In this prospective, randomized controlled trial with three parallel groups, patient and observer blindness for real and sham acupuncture. and a follow-up of 3 months, 186 in-patients at a LBP rehabilitation centre with a history of at least 6 weeks low back pain and a pain intensity of at least 50 on a scale from 0 to 100 were selected and randomly divided into three groups. Each group received 4 weeks of treatment: real acupuncture plus conservative orthopaedic treatment (real + COT), sham acupuncture (unspecific needling) plus COT (sham + COT), and conservative orthopaedic treatment only (nil + COT). The primary outcome measure was a reduction in the Pain VAS at 3 months follow-up, with pain reduction immediately after treatment as a secondary outcome measure.

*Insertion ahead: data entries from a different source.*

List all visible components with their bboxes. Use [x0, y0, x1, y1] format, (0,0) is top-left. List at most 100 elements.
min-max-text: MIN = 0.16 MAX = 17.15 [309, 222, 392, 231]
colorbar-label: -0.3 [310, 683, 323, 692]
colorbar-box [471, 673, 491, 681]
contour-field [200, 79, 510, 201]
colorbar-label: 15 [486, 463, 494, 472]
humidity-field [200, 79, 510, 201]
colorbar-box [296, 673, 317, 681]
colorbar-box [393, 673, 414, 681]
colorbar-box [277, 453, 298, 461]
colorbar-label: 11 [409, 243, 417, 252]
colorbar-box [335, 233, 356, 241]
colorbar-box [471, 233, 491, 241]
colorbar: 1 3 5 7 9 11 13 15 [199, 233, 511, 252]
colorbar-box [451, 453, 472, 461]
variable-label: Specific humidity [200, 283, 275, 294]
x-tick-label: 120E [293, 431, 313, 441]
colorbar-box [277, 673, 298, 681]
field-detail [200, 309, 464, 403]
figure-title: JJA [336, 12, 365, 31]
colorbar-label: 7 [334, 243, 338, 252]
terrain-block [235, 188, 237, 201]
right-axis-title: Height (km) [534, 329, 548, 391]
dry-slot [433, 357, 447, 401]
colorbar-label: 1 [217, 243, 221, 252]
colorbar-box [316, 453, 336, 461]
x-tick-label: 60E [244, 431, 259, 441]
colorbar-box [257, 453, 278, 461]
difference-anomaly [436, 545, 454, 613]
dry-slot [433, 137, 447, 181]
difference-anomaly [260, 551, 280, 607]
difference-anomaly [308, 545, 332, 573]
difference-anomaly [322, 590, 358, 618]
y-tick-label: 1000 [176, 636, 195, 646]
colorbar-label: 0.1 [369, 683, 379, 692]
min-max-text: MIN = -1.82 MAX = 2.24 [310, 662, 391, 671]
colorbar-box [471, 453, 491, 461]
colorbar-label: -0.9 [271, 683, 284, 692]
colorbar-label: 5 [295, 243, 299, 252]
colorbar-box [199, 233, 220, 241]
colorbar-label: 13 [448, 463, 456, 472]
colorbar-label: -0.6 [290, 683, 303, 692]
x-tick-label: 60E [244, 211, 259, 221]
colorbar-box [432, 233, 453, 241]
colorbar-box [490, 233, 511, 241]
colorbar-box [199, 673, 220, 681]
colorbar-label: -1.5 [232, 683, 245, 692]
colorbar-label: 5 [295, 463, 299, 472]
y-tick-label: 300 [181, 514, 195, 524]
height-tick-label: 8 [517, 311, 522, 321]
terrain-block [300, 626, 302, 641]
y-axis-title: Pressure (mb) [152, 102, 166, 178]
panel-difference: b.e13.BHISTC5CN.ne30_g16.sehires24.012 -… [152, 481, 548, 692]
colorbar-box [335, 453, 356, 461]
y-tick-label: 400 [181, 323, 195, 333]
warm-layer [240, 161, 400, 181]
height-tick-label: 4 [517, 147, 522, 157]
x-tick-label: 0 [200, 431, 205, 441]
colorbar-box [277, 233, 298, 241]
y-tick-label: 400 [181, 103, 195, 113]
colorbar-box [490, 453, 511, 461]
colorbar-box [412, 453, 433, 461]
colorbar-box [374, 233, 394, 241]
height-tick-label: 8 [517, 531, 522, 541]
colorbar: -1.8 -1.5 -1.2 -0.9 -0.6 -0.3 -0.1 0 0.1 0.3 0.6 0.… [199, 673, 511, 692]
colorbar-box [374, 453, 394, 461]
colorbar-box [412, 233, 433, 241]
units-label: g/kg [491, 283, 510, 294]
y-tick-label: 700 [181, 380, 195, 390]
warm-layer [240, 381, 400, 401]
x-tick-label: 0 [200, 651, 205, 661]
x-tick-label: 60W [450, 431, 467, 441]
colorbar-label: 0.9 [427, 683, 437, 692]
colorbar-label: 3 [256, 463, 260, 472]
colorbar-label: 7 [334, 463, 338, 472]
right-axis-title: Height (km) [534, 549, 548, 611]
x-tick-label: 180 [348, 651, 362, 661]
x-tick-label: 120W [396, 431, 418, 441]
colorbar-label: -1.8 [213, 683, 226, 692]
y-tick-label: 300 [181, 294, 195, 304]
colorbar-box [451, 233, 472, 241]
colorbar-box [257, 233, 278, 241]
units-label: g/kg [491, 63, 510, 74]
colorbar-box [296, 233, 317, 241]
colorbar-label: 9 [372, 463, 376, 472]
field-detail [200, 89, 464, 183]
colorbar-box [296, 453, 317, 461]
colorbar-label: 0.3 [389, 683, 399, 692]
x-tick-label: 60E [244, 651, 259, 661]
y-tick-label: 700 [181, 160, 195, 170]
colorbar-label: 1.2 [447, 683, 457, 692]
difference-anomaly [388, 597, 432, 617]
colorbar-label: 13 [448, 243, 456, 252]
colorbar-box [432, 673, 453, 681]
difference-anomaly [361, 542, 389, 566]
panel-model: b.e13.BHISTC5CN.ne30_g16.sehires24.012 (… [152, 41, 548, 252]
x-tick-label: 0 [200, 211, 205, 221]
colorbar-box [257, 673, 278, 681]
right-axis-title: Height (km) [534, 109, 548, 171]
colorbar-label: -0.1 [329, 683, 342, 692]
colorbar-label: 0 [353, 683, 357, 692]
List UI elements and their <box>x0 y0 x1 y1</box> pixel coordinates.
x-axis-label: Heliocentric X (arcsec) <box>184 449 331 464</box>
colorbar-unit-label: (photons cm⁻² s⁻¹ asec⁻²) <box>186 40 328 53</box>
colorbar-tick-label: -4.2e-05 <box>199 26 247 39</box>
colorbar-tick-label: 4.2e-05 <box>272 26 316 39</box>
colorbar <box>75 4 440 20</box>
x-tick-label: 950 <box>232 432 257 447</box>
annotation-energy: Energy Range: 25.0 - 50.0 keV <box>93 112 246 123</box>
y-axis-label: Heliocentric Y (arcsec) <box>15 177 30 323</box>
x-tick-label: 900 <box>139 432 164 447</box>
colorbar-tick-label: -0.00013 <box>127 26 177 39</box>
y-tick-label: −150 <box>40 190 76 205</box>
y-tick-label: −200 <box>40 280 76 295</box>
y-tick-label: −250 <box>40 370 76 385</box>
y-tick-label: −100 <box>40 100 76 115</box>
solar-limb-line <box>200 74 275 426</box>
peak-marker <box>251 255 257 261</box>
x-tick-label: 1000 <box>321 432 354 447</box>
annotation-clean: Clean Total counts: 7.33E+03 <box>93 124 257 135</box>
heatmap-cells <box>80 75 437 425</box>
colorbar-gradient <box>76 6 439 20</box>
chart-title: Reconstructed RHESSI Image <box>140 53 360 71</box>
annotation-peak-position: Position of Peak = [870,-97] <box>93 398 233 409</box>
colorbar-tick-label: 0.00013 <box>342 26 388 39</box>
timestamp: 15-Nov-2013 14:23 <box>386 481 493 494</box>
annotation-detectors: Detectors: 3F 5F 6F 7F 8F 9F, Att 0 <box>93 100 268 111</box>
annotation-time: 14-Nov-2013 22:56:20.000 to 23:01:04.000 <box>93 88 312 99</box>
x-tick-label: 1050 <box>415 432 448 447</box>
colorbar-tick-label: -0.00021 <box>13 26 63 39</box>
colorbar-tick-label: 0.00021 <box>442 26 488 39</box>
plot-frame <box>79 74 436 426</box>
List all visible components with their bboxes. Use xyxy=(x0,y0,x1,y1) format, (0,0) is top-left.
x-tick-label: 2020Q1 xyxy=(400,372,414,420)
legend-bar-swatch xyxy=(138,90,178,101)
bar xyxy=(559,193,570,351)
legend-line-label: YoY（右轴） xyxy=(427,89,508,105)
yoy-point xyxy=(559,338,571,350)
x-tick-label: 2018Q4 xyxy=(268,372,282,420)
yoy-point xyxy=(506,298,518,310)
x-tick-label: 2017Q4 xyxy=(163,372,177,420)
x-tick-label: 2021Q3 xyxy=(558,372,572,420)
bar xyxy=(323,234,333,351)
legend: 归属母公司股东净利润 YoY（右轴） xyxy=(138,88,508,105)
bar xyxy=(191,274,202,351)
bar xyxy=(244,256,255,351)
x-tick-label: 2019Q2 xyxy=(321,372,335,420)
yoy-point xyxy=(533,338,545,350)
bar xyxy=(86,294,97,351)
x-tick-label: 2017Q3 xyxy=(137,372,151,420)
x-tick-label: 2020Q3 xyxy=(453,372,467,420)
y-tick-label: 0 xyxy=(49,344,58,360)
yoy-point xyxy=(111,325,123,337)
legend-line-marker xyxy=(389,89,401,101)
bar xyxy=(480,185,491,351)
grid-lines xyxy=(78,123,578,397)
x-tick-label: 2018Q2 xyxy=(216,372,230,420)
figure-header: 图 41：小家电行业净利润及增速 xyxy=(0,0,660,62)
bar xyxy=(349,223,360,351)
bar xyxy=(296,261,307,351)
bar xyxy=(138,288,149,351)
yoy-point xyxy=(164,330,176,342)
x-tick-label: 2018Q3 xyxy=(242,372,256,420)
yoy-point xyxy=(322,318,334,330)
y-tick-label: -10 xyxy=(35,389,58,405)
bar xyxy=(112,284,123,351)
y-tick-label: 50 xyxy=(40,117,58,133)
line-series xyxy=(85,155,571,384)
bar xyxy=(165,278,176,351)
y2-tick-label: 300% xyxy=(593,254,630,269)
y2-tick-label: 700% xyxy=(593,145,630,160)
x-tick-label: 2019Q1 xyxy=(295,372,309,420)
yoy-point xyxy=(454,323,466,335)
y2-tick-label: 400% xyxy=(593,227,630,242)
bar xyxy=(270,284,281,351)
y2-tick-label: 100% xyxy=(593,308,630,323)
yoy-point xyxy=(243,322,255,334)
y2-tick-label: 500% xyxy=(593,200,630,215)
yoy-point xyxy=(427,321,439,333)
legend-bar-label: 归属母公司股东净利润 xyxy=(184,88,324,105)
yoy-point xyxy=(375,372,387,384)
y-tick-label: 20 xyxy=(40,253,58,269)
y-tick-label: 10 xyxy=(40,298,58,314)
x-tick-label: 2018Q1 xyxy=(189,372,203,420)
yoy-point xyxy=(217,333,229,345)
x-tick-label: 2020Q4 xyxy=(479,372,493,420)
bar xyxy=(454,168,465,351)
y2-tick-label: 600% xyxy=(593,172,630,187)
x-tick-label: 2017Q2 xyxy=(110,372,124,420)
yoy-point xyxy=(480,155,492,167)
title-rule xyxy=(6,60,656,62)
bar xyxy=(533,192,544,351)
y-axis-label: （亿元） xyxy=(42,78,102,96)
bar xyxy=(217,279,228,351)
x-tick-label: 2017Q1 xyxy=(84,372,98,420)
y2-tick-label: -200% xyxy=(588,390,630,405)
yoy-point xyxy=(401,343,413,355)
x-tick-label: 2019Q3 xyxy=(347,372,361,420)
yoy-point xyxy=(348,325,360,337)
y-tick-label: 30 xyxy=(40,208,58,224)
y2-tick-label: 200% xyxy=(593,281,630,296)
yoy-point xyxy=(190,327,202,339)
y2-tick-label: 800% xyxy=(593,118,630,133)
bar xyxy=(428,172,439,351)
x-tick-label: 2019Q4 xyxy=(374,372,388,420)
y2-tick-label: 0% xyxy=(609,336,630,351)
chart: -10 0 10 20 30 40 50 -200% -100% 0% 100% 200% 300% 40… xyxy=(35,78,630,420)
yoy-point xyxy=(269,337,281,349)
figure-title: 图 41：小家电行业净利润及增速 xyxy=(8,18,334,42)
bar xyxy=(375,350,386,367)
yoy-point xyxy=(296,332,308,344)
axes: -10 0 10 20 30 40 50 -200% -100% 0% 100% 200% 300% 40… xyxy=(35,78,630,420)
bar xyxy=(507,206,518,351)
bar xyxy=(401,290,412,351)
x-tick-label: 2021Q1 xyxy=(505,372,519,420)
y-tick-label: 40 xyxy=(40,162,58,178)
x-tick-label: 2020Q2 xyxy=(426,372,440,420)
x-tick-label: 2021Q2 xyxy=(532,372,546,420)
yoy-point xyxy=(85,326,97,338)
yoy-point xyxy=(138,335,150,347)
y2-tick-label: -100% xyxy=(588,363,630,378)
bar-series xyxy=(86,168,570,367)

174 patients completed the treatment course, and 124 reported at 3 months follow-up. Immediately after treatment the Pain VAS was reduced by 65% in the real + COT group as compared to 34% in the sham + COT group and 43% in the nil + COT group (p = 0.02 for real vs. sham). At 3 months follow-up, the results were even more striking: 77% reduction in Pain VAS in the real + Cot group, 29% in the sham + COT group, and 14% in the nil + COT group (p = 0.0001 for real vs. both sham and nil). No difference was found in the mobility of patients or in the intake of analgesic medication.


Acupuncture can be an important supplement of conservative orthopaedic treatment in the management of chronic low back pain.


Molsberger AF, Mau J, Pawelec DB, Winkler J. Does acupuncture improve the orthopaedic management of chronic low back pain – a randomized, blinded, controlled trial with 3 months follow up. Pain 99 (3): 579-587, Oct 2002.